The ten-year project was a true team effort: “On March 27th, 2010, my wife, Jean Silvestri, Amanda Moy, Joe LeSanche, and I ran a total of about 7.5 miles in Bridgeport, the first of 77 Community Areas. Yoly Arias joined us for the next 76 community area runs. Yoly’s daughter Natalie Meza and son Adam Meza have run with us on many occasions. Jean’s and my son John and daughter Elizabeth have run with us at times. John Kozicki joined us for a run in his old neighborhood near Garfield Park. Carol Winfrey has been a welcome addition since the Grand Crossing run. Carol’s daughter Fiona Winfrey has also run with us. Jill Malan ran with us for most of those runs and is sorely missed. Her daughter Leah Malan has joined us for a run or two. On December 13th, 2020, Jean, Yoly, Carol, and I ran 6.7 miles in Hermosa, the last of 77 Community Area Runs.”

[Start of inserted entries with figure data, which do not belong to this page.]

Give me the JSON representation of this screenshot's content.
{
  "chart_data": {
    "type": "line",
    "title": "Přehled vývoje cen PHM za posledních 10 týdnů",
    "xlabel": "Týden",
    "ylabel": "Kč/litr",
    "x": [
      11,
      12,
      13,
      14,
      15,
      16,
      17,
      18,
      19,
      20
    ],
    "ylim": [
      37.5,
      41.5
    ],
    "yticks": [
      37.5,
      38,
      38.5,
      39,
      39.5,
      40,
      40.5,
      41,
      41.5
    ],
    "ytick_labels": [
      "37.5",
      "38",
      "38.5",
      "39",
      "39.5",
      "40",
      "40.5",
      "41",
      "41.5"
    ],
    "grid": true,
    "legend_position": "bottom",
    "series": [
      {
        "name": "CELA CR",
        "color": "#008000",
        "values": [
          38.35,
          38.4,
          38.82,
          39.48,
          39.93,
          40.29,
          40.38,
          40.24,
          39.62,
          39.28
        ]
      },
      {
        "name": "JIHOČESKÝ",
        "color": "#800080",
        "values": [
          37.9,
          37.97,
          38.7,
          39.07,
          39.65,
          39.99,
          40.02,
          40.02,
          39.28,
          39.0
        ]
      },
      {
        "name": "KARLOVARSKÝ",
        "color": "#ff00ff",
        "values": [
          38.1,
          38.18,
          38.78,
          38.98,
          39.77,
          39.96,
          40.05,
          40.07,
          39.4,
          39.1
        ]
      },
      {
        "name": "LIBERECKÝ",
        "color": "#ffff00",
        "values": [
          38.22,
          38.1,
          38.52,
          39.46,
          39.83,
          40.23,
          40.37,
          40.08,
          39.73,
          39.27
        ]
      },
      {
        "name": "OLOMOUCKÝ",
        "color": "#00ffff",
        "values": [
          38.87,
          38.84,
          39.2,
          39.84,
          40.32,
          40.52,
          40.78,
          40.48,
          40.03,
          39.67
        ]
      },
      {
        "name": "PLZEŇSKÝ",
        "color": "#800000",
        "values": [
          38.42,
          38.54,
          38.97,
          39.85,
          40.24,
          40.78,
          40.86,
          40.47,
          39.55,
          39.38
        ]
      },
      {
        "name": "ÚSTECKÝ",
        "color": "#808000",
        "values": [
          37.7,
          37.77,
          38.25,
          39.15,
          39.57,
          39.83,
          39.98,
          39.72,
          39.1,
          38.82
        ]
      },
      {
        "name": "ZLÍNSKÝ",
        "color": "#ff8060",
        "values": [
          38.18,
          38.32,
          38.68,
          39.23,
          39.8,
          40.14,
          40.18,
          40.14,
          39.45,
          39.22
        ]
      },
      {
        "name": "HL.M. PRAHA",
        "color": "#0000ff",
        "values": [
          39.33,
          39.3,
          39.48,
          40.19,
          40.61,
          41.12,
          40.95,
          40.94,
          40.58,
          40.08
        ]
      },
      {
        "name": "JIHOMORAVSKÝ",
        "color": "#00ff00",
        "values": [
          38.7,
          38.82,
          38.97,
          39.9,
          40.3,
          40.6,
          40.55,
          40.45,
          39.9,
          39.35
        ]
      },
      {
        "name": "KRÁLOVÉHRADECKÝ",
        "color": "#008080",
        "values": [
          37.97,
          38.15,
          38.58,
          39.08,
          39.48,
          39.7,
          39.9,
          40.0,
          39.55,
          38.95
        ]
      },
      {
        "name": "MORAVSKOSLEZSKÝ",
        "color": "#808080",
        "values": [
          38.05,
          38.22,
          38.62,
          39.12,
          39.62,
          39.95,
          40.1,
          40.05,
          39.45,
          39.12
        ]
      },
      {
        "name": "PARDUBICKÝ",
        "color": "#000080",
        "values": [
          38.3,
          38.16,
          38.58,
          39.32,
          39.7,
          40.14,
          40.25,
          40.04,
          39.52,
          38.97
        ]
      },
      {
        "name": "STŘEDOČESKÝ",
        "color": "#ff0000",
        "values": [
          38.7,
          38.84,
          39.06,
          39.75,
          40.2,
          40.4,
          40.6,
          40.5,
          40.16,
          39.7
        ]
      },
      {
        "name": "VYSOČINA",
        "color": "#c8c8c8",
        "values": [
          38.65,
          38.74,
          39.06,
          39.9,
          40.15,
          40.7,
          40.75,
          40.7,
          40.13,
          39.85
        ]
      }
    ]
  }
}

He continues, “Everyone got involved, I asked everyone to choose which neighborhood would be next. We felt very safe in each neighborhood. We were constantly surprised by individual gems that popped up. Breakfast was the reward for the miles run.”

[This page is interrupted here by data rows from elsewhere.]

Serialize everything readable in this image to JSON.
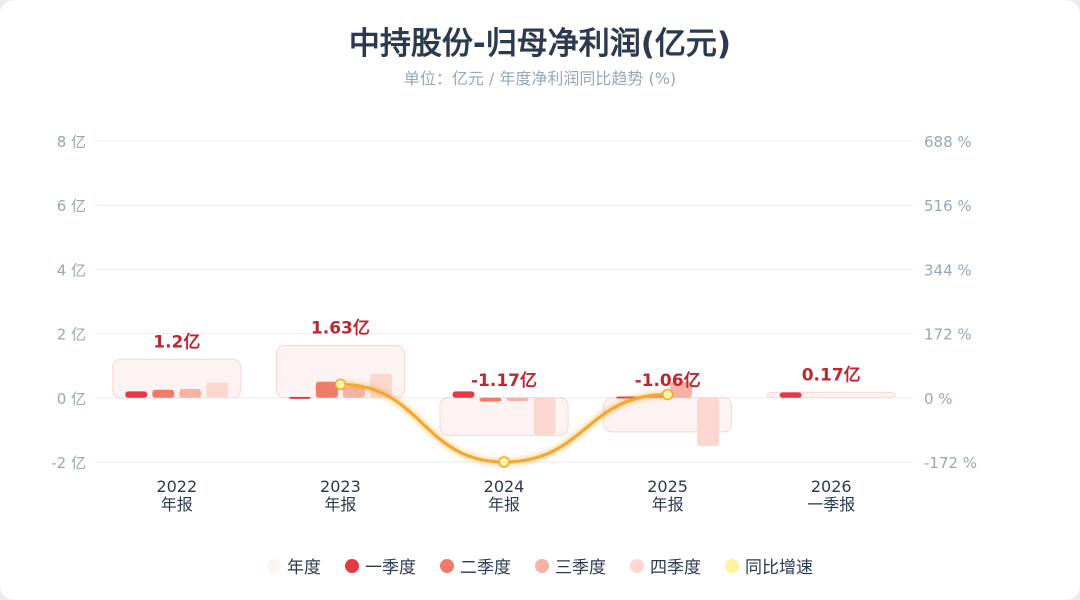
{
  "title": "中持股份-归母净利润(亿元)",
  "subtitle": "单位：亿元 / 年度净利润同比趋势 (%)",
  "colors": {
    "annual": "#fdf3f3",
    "q1": "#e63946",
    "q2": "#f07b6b",
    "q3": "#f7b1a5",
    "q4": "#fcd7d0",
    "yoy": "#f2a72e",
    "yoy_point": "#fff3a0",
    "label": "#c0262f"
  },
  "chart_data": {
    "type": "bar",
    "categories": [
      {
        "year": "2022",
        "period": "年报"
      },
      {
        "year": "2023",
        "period": "年报"
      },
      {
        "year": "2024",
        "period": "年报"
      },
      {
        "year": "2025",
        "period": "年报"
      },
      {
        "year": "2026",
        "period": "一季报"
      }
    ],
    "annual": [
      1.2,
      1.63,
      -1.17,
      -1.06,
      0.17
    ],
    "annual_labels": [
      "1.2亿",
      "1.63亿",
      "-1.17亿",
      "-1.06亿",
      "0.17亿"
    ],
    "quarters": {
      "q1": [
        0.2,
        0.03,
        0.2,
        0.04,
        0.17
      ],
      "q2": [
        0.25,
        0.5,
        -0.12,
        0.08,
        null
      ],
      "q3": [
        0.27,
        0.35,
        -0.1,
        0.5,
        null
      ],
      "q4": [
        0.48,
        0.75,
        -1.15,
        -1.5,
        null
      ]
    },
    "yoy": [
      null,
      36,
      -172,
      9,
      null
    ],
    "y_left": {
      "min": -2,
      "max": 8,
      "ticks": [
        -2,
        0,
        2,
        4,
        6,
        8
      ],
      "unit": "亿"
    },
    "y_right": {
      "ticks": [
        "-172 %",
        "0 %",
        "172 %",
        "344 %",
        "516 %",
        "688 %"
      ]
    },
    "grid": true,
    "legend_position": "bottom"
  },
  "legend": [
    {
      "label": "年度",
      "color": "#fdf3f3"
    },
    {
      "label": "一季度",
      "color": "#e63946"
    },
    {
      "label": "二季度",
      "color": "#f07b6b"
    },
    {
      "label": "三季度",
      "color": "#f7b1a5"
    },
    {
      "label": "四季度",
      "color": "#fcd7d0"
    },
    {
      "label": "同比增速",
      "color": "#fff3a0"
    }
  ]
}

Recently, the group has been returning to 39 of the neighborhoods to take more photographs: “When we first began, the iPhone 4 hadn’t been introduced, and we didn’t even think about taking photos,” he said. But the photos Darby has included on his site contain the community area numbers in their captions to make it easier for viewers to visit the neighborhoods on his website.
The son of former Sun-Times Financial Editor, the late Edwin Darby, Darby learned about Chicago history at an early age. “My father loved buildings like the Sherman Hotel. When it was announced that it was to be torn down and they were selling everything, my father took me along to buy a bit of the hotel’s history: a couple of marble sinks,” he remembers.
Throughout his decade-long adventure across Chicago honoring the city’s storied past and vibrant present, Darby began to observe patterns and develop a deep sense of wondering. “Before the neighborhood church was built, the school was built: Was this a way for the church to fund the building of the church and, at the same time, draw the parents into the church?” he asked. “Then the parks and restaurants followed quite naturally.”
One of the most conscientious creators you’ll ever meet, Darby, now retired, spent weeks of research on each community. The spreadsheets detailing the sites on his runs, the maps, and the photos on his blog come together like a giant jigsaw puzzle of the Chicago. Some neighborhoods such as Beverly have as many as 75 photos of architectural highlights.
As a person whose own parents and newspaper people, Bonnie and George Carmack, set out and accomplished a similar dream of visiting all 254 counties in Texas (with me in the backseat of our Oldsmobile reading comics most of the way), I admire and understand the hearty and systematic determination Darby has shown.